1920, 23 Nisan’da Ankara’da Büyük Millet Meclisi Kurulmuştu. Artık yeni bir çağ başlıyordu. Türklüğünü unutmuş Osmanlı ümmeti yerine kendini bulan bir Türk milleti canlanıyordu. Fakat Meclisin büyük kısmı yobaz ve Osmanlı kafası taşıyordu. Bunları Atatürk’ün kafasındakilere yöneltmek çelikten bir kafesi kırmak kadar zordu. Onları Atatürk önce vatanı kurtarmak, onun için de milleti uyandırmak düşüncesi etrafında birleştirdi. Böylece Kurtuluş Savaşı kazanıldı. Padişah İngilizlerle kaçtı, halifelik kaldırıldı. Lozan antlaşması oldu. Cumhuriyet ilan edildi.

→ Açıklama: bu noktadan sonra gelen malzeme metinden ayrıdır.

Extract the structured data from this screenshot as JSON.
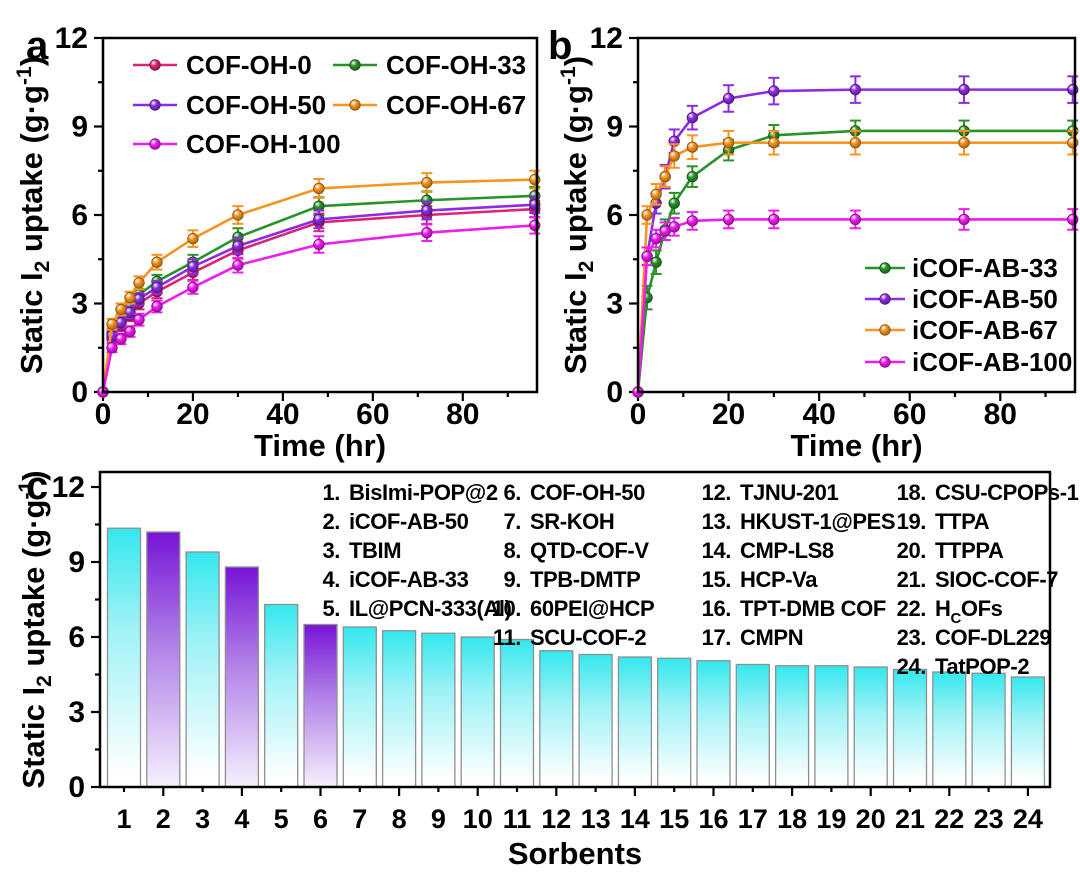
{
  "figure": {
    "panels": [
      {
        "label": "a"
      },
      {
        "label": "b"
      },
      {
        "label": "c"
      }
    ]
  },
  "colors": {
    "highlight": "#8c2be2",
    "axis": "#000000",
    "bar_outline": "#8f8f8f",
    "bar_cyan_top": "#33e8ee",
    "bar_cyan_mid": "#9ef2f6",
    "bar_cyan_bottom": "#ffffff",
    "bar_purple_top": "#7714d6",
    "bar_purple_mid": "#b183e8",
    "bar_purple_bottom": "#f6f0fd"
  },
  "chart_data": [
    {
      "id": "a",
      "type": "line",
      "xlabel": "Time (hr)",
      "ylabel": "Static I2 uptake (g·g-1)",
      "ylabel_segments": [
        {
          "t": "Static I"
        },
        {
          "t": "2",
          "s": "sub"
        },
        {
          "t": " uptake (g·g"
        },
        {
          "t": "-1",
          "s": "sup"
        },
        {
          "t": ")"
        }
      ],
      "xlim": [
        0,
        96.5
      ],
      "ylim": [
        0,
        12
      ],
      "xticks": [
        0,
        20,
        40,
        60,
        80
      ],
      "xminor": [
        10,
        30,
        50,
        70,
        90
      ],
      "yticks": [
        0,
        3,
        6,
        9,
        12
      ],
      "yminor": [
        1.5,
        4.5,
        7.5,
        10.5
      ],
      "grid": false,
      "legend_position": "top-left-2col",
      "x": [
        0,
        2,
        4,
        6,
        8,
        12,
        20,
        30,
        48,
        72,
        96
      ],
      "series": [
        {
          "name": "COF-OH-0",
          "color": "#dd2377",
          "values": [
            0,
            1.8,
            2.25,
            2.6,
            3.0,
            3.4,
            4.05,
            4.8,
            5.75,
            6.0,
            6.2
          ],
          "err": [
            0,
            0.15,
            0.18,
            0.2,
            0.2,
            0.22,
            0.25,
            0.28,
            0.3,
            0.3,
            0.28
          ]
        },
        {
          "name": "COF-OH-33",
          "color": "#289328",
          "values": [
            0,
            2.0,
            2.45,
            2.85,
            3.3,
            3.75,
            4.4,
            5.25,
            6.3,
            6.5,
            6.65
          ],
          "err": [
            0,
            0.15,
            0.18,
            0.2,
            0.2,
            0.22,
            0.25,
            0.3,
            0.3,
            0.3,
            0.3
          ]
        },
        {
          "name": "COF-OH-50",
          "color": "#8c2be2",
          "values": [
            0,
            1.9,
            2.35,
            2.7,
            3.15,
            3.55,
            4.25,
            4.95,
            5.85,
            6.15,
            6.35
          ],
          "err": [
            0,
            0.15,
            0.18,
            0.2,
            0.2,
            0.22,
            0.25,
            0.28,
            0.3,
            0.3,
            0.28
          ]
        },
        {
          "name": "COF-OH-67",
          "color": "#f79420",
          "values": [
            0,
            2.3,
            2.8,
            3.2,
            3.7,
            4.4,
            5.2,
            6.0,
            6.9,
            7.1,
            7.2
          ],
          "err": [
            0,
            0.18,
            0.2,
            0.2,
            0.22,
            0.25,
            0.28,
            0.3,
            0.32,
            0.32,
            0.3
          ]
        },
        {
          "name": "COF-OH-100",
          "color": "#ee1cee",
          "values": [
            0,
            1.5,
            1.8,
            2.05,
            2.45,
            2.9,
            3.55,
            4.3,
            5.0,
            5.4,
            5.65
          ],
          "err": [
            0,
            0.15,
            0.18,
            0.18,
            0.2,
            0.2,
            0.22,
            0.25,
            0.28,
            0.28,
            0.28
          ]
        }
      ]
    },
    {
      "id": "b",
      "type": "line",
      "xlabel": "Time (hr)",
      "ylabel": "Static I2 uptake (g·g-1)",
      "ylabel_segments": [
        {
          "t": "Static I"
        },
        {
          "t": "2",
          "s": "sub"
        },
        {
          "t": " uptake (g·g"
        },
        {
          "t": "-1",
          "s": "sup"
        },
        {
          "t": ")"
        }
      ],
      "xlim": [
        0,
        96.5
      ],
      "ylim": [
        0,
        12
      ],
      "xticks": [
        0,
        20,
        40,
        60,
        80
      ],
      "xminor": [
        10,
        30,
        50,
        70,
        90
      ],
      "yticks": [
        0,
        3,
        6,
        9,
        12
      ],
      "yminor": [
        1.5,
        4.5,
        7.5,
        10.5
      ],
      "grid": false,
      "legend_position": "bottom-right",
      "x": [
        0,
        2,
        4,
        6,
        8,
        12,
        20,
        30,
        48,
        72,
        96
      ],
      "series": [
        {
          "name": "iCOF-AB-33",
          "color": "#289328",
          "values": [
            0,
            3.2,
            4.4,
            5.5,
            6.4,
            7.3,
            8.2,
            8.7,
            8.85,
            8.85,
            8.85
          ],
          "err": [
            0,
            0.4,
            0.4,
            0.35,
            0.35,
            0.35,
            0.35,
            0.35,
            0.35,
            0.35,
            0.35
          ]
        },
        {
          "name": "iCOF-AB-50",
          "color": "#8c2be2",
          "values": [
            0,
            4.6,
            6.4,
            7.3,
            8.5,
            9.3,
            9.95,
            10.2,
            10.25,
            10.25,
            10.25
          ],
          "err": [
            0,
            0.3,
            0.35,
            0.4,
            0.4,
            0.4,
            0.45,
            0.45,
            0.45,
            0.45,
            0.45
          ]
        },
        {
          "name": "iCOF-AB-67",
          "color": "#f79420",
          "values": [
            0,
            6.0,
            6.7,
            7.3,
            8.0,
            8.3,
            8.45,
            8.45,
            8.45,
            8.45,
            8.45
          ],
          "err": [
            0,
            0.3,
            0.35,
            0.35,
            0.4,
            0.4,
            0.4,
            0.4,
            0.4,
            0.4,
            0.4
          ]
        },
        {
          "name": "iCOF-AB-100",
          "color": "#ee1cee",
          "values": [
            0,
            4.6,
            5.2,
            5.45,
            5.6,
            5.8,
            5.85,
            5.85,
            5.85,
            5.85,
            5.85
          ],
          "err": [
            0,
            0.3,
            0.3,
            0.3,
            0.3,
            0.3,
            0.3,
            0.3,
            0.3,
            0.35,
            0.35
          ]
        }
      ]
    },
    {
      "id": "c",
      "type": "bar",
      "xlabel": "Sorbents",
      "ylabel": "Static I2 uptake (g·g-1)",
      "ylabel_segments": [
        {
          "t": "Static I"
        },
        {
          "t": "2",
          "s": "sub"
        },
        {
          "t": " uptake (g·g"
        },
        {
          "t": "-1",
          "s": "sup"
        },
        {
          "t": ")"
        }
      ],
      "ylim": [
        0,
        12.6
      ],
      "yticks": [
        0,
        3,
        6,
        9,
        12
      ],
      "yminor": [
        1.5,
        4.5,
        7.5,
        10.5
      ],
      "grid": false,
      "categories": [
        1,
        2,
        3,
        4,
        5,
        6,
        7,
        8,
        9,
        10,
        11,
        12,
        13,
        14,
        15,
        16,
        17,
        18,
        19,
        20,
        21,
        22,
        23,
        24
      ],
      "values": [
        10.35,
        10.2,
        9.4,
        8.8,
        7.3,
        6.5,
        6.4,
        6.25,
        6.15,
        6.0,
        5.9,
        5.45,
        5.3,
        5.2,
        5.15,
        5.05,
        4.9,
        4.85,
        4.85,
        4.8,
        4.7,
        4.6,
        4.55,
        4.4
      ],
      "bar_styles": [
        "cyan",
        "purple",
        "cyan",
        "purple",
        "cyan",
        "purple",
        "cyan",
        "cyan",
        "cyan",
        "cyan",
        "cyan",
        "cyan",
        "cyan",
        "cyan",
        "cyan",
        "cyan",
        "cyan",
        "cyan",
        "cyan",
        "cyan",
        "cyan",
        "cyan",
        "cyan",
        "cyan"
      ],
      "legend_cols": [
        [
          {
            "n": 1,
            "name": "BisImi-POP@2",
            "hl": false
          },
          {
            "n": 2,
            "name": "iCOF-AB-50",
            "hl": true
          },
          {
            "n": 3,
            "name": "TBIM",
            "hl": false
          },
          {
            "n": 4,
            "name": "iCOF-AB-33",
            "hl": true
          },
          {
            "n": 5,
            "name": "IL@PCN-333(Al)",
            "hl": false
          }
        ],
        [
          {
            "n": 6,
            "name": "COF-OH-50",
            "hl": true
          },
          {
            "n": 7,
            "name": "SR-KOH",
            "hl": false
          },
          {
            "n": 8,
            "name": "QTD-COF-V",
            "hl": false
          },
          {
            "n": 9,
            "name": "TPB-DMTP",
            "hl": false
          },
          {
            "n": 10,
            "name": "60PEI@HCP",
            "hl": false
          },
          {
            "n": 11,
            "name": "SCU-COF-2",
            "hl": false
          }
        ],
        [
          {
            "n": 12,
            "name": "TJNU-201",
            "hl": false
          },
          {
            "n": 13,
            "name": "HKUST-1@PES",
            "hl": false
          },
          {
            "n": 14,
            "name": "CMP-LS8",
            "hl": false
          },
          {
            "n": 15,
            "name": "HCP-Va",
            "hl": false
          },
          {
            "n": 16,
            "name": "TPT-DMB COF",
            "hl": false
          },
          {
            "n": 17,
            "name": "CMPN",
            "hl": false
          }
        ],
        [
          {
            "n": 18,
            "name": "CSU-CPOPs-1",
            "hl": false
          },
          {
            "n": 19,
            "name": "TTPA",
            "hl": false
          },
          {
            "n": 20,
            "name": "TTPPA",
            "hl": false
          },
          {
            "n": 21,
            "name": "SIOC-COF-7",
            "hl": false
          },
          {
            "n": 22,
            "name": [
              {
                "t": "H"
              },
              {
                "t": "C",
                "s": "sub"
              },
              {
                "t": "OFs"
              }
            ],
            "hl": false
          },
          {
            "n": 23,
            "name": "COF-DL229",
            "hl": false
          },
          {
            "n": 24,
            "name": "TatPOP-2",
            "hl": false
          }
        ]
      ]
    }
  ]
}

Atatürk: ‘’..Savaşı kazandık. Fakat asıl bundan sonra milli ve vatani görevimiz, en uygar, en mutlu ve huzurlu millet olarak varlığımızı yükseltmektir. Yüksek uygarlığa karşı, orta çağ kurumları ve hurafeleriyle yaşamaya çalışan milletler er geç yok olmaya veya başkalarının esirliği altında yaşamaya mahkumdur..’’. diyor.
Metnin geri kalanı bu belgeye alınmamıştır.